Elliot jerked, gasped, felt the curl in his belly. He held Ikolo’s face and gripped his hip. Ikolo watched him, his eyes wild and staring into Elliot’s soul, panting as his fingers dug furrows in Elliot’s biceps.
He could love this man. He could love him until the end of time. Maybe he already did and was just uncovering a love that was already there and waiting for him.Did you fall in love with someone unknown, or did you find the person who completed you and paired your soul to theirs?
He breathed Ikolo’s name as he tipped over the edge, as Ikolo brought his body and his heart to the peak and then pushed him over, sent him flying as stars streaked in his vision and he screamed through clenched teeth, spilling across his abdomen. Ikolo followed, his heat mixing with Elliot’s on Elliot’s belly as he cried out and collapsed, falling into Elliot’s chest while he caught his breath.
They lay together, hearts beating as one, as they fell asleep.
* * *
Chapter Twenty-Two
Kisangani
The Congo
He wantedto sleep the full four hours, but years of waking at dawn and popping to readiness at the first hint of an unfamiliar noise had Elliot wide awake as the sun rose. Ikolo lay pillowed on his shoulder, snoring softly with his mouth open and lips pressed against Elliot’s chest. He could feel the wet heat of his breath, the slow, steady exhale.
Smiling, Elliot pulled away slowly, laying Ikolo’s head on the bunched and lumpy pillow he’d had been using. Ikolo rolled into the empty space he vacated, his arms wrapping around Elliot’s shadow. He face-planted in Elliot’s scent and snored.
He grabbed a pair of faded khaki cargo pants and a t-shirt with a logo from a water science conference in 2007 and padded downstairs.

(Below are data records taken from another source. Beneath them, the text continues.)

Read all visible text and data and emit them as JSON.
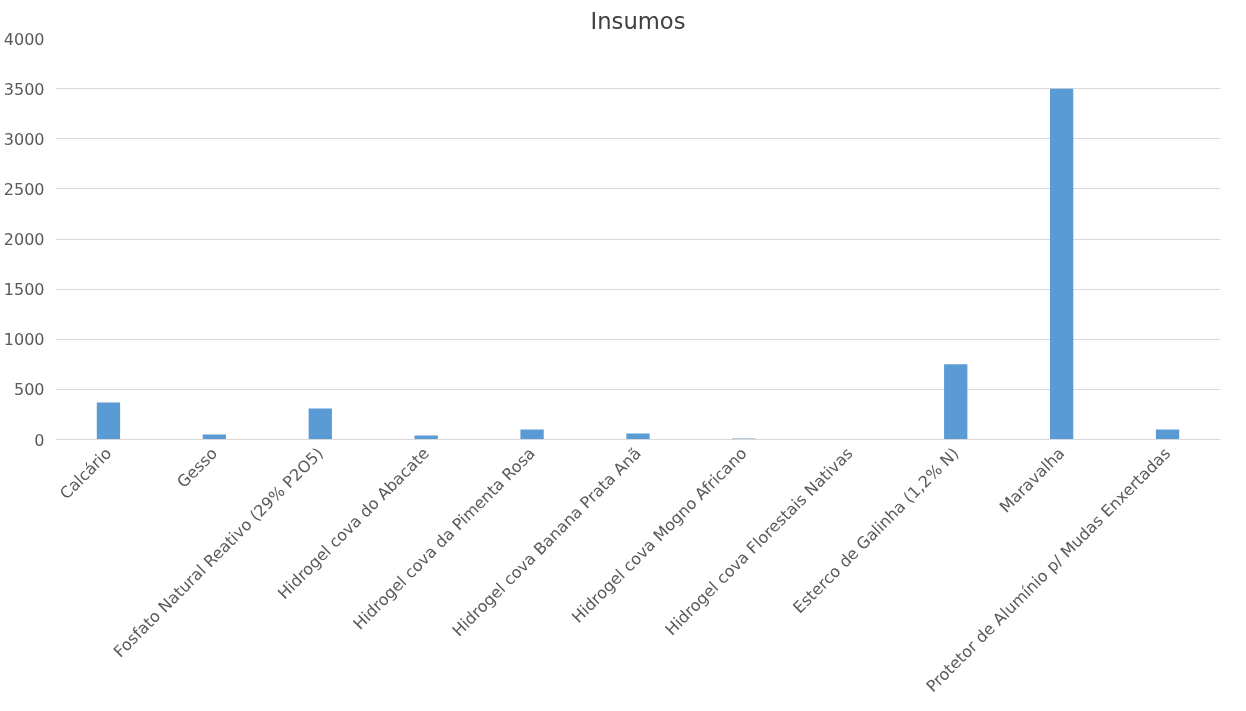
{
  "chart_data": {
    "type": "bar",
    "title": "Insumos",
    "categories": [
      "Calcário",
      "Gesso",
      "Fosfato Natural Reativo (29% P2O5)",
      "Hidrogel cova do Abacate",
      "Hidrogel cova da Pimenta Rosa",
      "Hidrogel cova Banana Prata Anã",
      "Hidrogel cova Mogno Africano",
      "Hidrogel cova Florestais Nativas",
      "Esterco de Galinha (1,2% N)",
      "Maravalha",
      "Protetor de Alumínio p/ Mudas Enxertadas"
    ],
    "values": [
      370,
      50,
      310,
      40,
      100,
      60,
      10,
      0,
      750,
      3500,
      100
    ],
    "color": "#5b9bd5",
    "ylim": [
      0,
      4000
    ],
    "yticks": [
      0,
      500,
      1000,
      1500,
      2000,
      2500,
      3000,
      3500,
      4000
    ],
    "grid": "y"
  }
}
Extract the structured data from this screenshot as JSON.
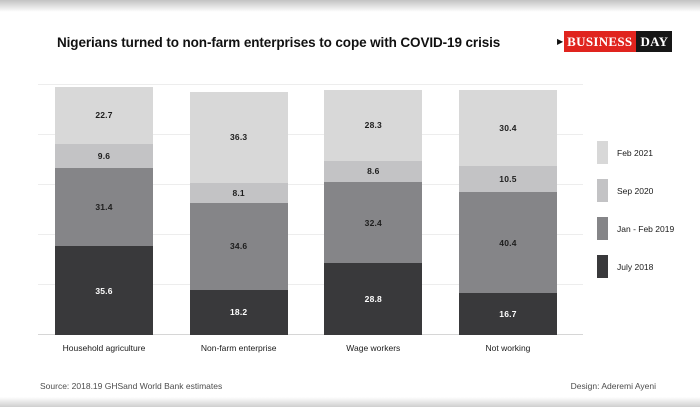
{
  "header": {
    "title": "Nigerians turned to non-farm enterprises to cope with COVID-19 crisis",
    "logo": {
      "arrow": "▶",
      "part1": "BUSINESS",
      "part2": "DAY",
      "red_color": "#e0241e",
      "black_color": "#161616"
    }
  },
  "chart_data": {
    "type": "bar",
    "stacked": true,
    "title": "Nigerians turned to non-farm enterprises to cope with COVID-19 crisis",
    "categories": [
      "Household agriculture",
      "Non-farm enterprise",
      "Wage workers",
      "Not working"
    ],
    "series": [
      {
        "name": "July 2018",
        "color": "#39393b",
        "label_color": "#ffffff",
        "values": [
          35.6,
          18.2,
          28.8,
          16.7
        ]
      },
      {
        "name": "Jan - Feb 2019",
        "color": "#858588",
        "label_color": "#1d1d1d",
        "values": [
          31.4,
          34.6,
          32.4,
          40.4
        ]
      },
      {
        "name": "Sep 2020",
        "color": "#c3c3c5",
        "label_color": "#1d1d1d",
        "values": [
          9.6,
          8.1,
          8.6,
          10.5
        ]
      },
      {
        "name": "Feb 2021",
        "color": "#d8d8d8",
        "label_color": "#1d1d1d",
        "values": [
          22.7,
          36.3,
          28.3,
          30.4
        ]
      }
    ],
    "legend_order": [
      "Feb 2021",
      "Sep 2020",
      "Jan - Feb 2019",
      "July 2018"
    ],
    "legend_position": "right",
    "ylim": [
      0,
      100
    ],
    "gridline_values": [
      0,
      20,
      40,
      60,
      80,
      100
    ],
    "grid": true,
    "xlabel": "",
    "ylabel": ""
  },
  "footer": {
    "source": "Source: 2018.19 GHSand World Bank estimates",
    "design": "Design: Aderemi Ayeni"
  }
}
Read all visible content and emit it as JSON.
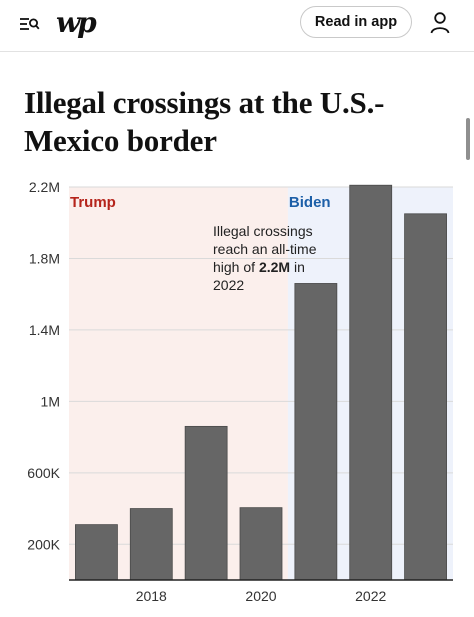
{
  "header": {
    "menu_icon": "menu-search-icon",
    "logo_text": "wp",
    "read_in_app_label": "Read in app",
    "account_icon": "user-icon"
  },
  "article": {
    "headline": "Illegal crossings at the U.S.-Mexico border"
  },
  "chart_data": {
    "type": "bar",
    "categories": [
      "2017",
      "2018",
      "2019",
      "2020",
      "2021",
      "2022",
      "2023"
    ],
    "values": [
      310000,
      400000,
      860000,
      405000,
      1660000,
      2210000,
      2050000
    ],
    "bar_color": "#666666",
    "x_tick_labels": [
      "2018",
      "2020",
      "2022"
    ],
    "y_ticks": [
      200000,
      600000,
      1000000,
      1400000,
      1800000,
      2200000
    ],
    "y_tick_labels": [
      "200K",
      "600K",
      "1M",
      "1.4M",
      "1.8M",
      "2.2M"
    ],
    "ylim": [
      0,
      2200000
    ],
    "grid": true,
    "periods": [
      {
        "label": "Trump",
        "from": "2017",
        "to": "2020",
        "text_color": "#b5241b",
        "shade_color": "#fbefec"
      },
      {
        "label": "Biden",
        "from": "2021",
        "to": "2023",
        "text_color": "#1c5fa8",
        "shade_color": "#eef2fb"
      }
    ],
    "annotation": {
      "lines": [
        "Illegal crossings",
        "reach an all-time",
        "high of "
      ],
      "bold": "2.2M",
      "after_bold": " in",
      "last_line": "2022"
    }
  }
}
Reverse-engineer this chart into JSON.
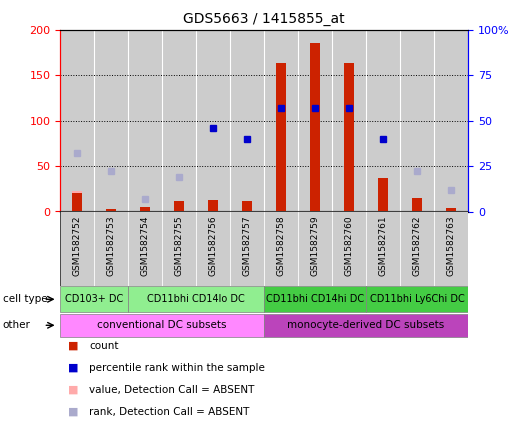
{
  "title": "GDS5663 / 1415855_at",
  "samples": [
    "GSM1582752",
    "GSM1582753",
    "GSM1582754",
    "GSM1582755",
    "GSM1582756",
    "GSM1582757",
    "GSM1582758",
    "GSM1582759",
    "GSM1582760",
    "GSM1582761",
    "GSM1582762",
    "GSM1582763"
  ],
  "count_values": [
    20,
    3,
    5,
    12,
    13,
    11,
    163,
    185,
    163,
    37,
    15,
    4
  ],
  "rank_values": [
    null,
    null,
    null,
    null,
    46,
    40,
    57,
    57,
    57,
    40,
    null,
    null
  ],
  "absent_count": [
    22,
    null,
    null,
    null,
    null,
    null,
    null,
    null,
    null,
    15,
    null,
    null
  ],
  "absent_rank": [
    32,
    22,
    7,
    19,
    null,
    null,
    null,
    null,
    null,
    null,
    22,
    12
  ],
  "ylim_left": [
    0,
    200
  ],
  "ylim_right": [
    0,
    100
  ],
  "yticks_left": [
    0,
    50,
    100,
    150,
    200
  ],
  "ytick_labels_left": [
    "0",
    "50",
    "100",
    "150",
    "200"
  ],
  "yticks_right": [
    0,
    25,
    50,
    75,
    100
  ],
  "ytick_labels_right": [
    "0",
    "25",
    "50",
    "75",
    "100%"
  ],
  "cell_type_groups": [
    {
      "label": "CD103+ DC",
      "start": 0,
      "end": 1,
      "color": "#90EE90"
    },
    {
      "label": "CD11bhi CD14lo DC",
      "start": 2,
      "end": 5,
      "color": "#90EE90"
    },
    {
      "label": "CD11bhi CD14hi DC",
      "start": 6,
      "end": 8,
      "color": "#44CC44"
    },
    {
      "label": "CD11bhi Ly6Chi DC",
      "start": 9,
      "end": 11,
      "color": "#44CC44"
    }
  ],
  "other_groups": [
    {
      "label": "conventional DC subsets",
      "start": 0,
      "end": 5,
      "color": "#FF88FF"
    },
    {
      "label": "monocyte-derived DC subsets",
      "start": 6,
      "end": 11,
      "color": "#BB44BB"
    }
  ],
  "bar_color": "#CC2200",
  "rank_color": "#0000CC",
  "absent_count_color": "#FFAAAA",
  "absent_rank_color": "#AAAACC",
  "bg_color": "#FFFFFF",
  "col_bg_color": "#CCCCCC",
  "grid_color": "#000000"
}
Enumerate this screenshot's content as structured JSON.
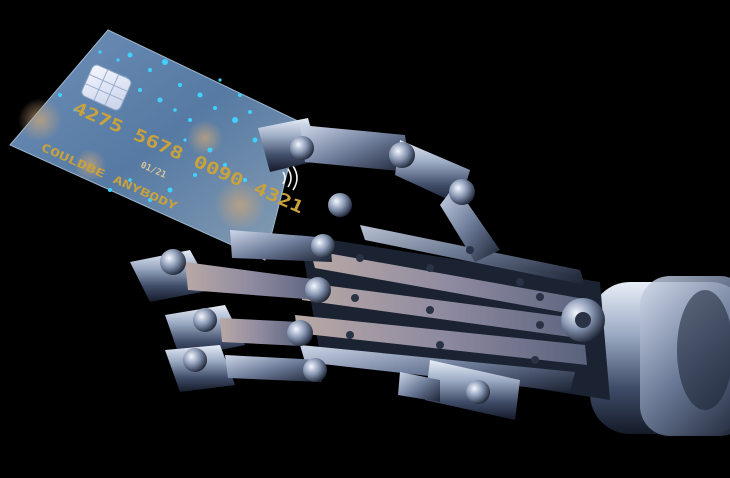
{
  "scene": {
    "background_color": "#000000",
    "card_color": "#6f8fb0",
    "card_sparkle_color": "#3fd2ff",
    "embossed_text_color": "#c9a23c",
    "metal_color": "#8d9bb3"
  },
  "card": {
    "number": "4275 5678 0090 4321",
    "expiry": "01/21",
    "holder": "COULDBE ANYBODY"
  }
}
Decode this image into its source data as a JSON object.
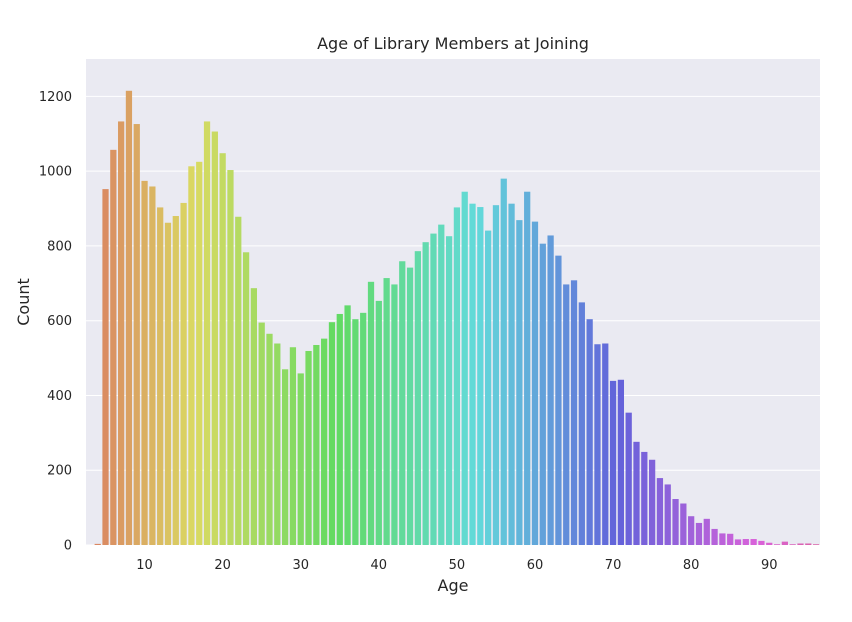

As promised, the CIA officers had headed out, locking the building up tight. Behind the main room, a tiny concrete kitchen held an ancient refrigerator, shelves of dry goods, and a two-plate gas burner. He found instant coffee and bottled water and put a pot on while he rummaged in the fridge. There were eggs and fresh fruit, and he scrambled a handful of eggs on a misshapen pan and sliced the remnants of a pineapple and a mango. He found bread and fresh guava jam, and a bunch of bananas.
There wasn’t much else in the kitchen, but he found a plate, a mug, and a fork and loaded everything up.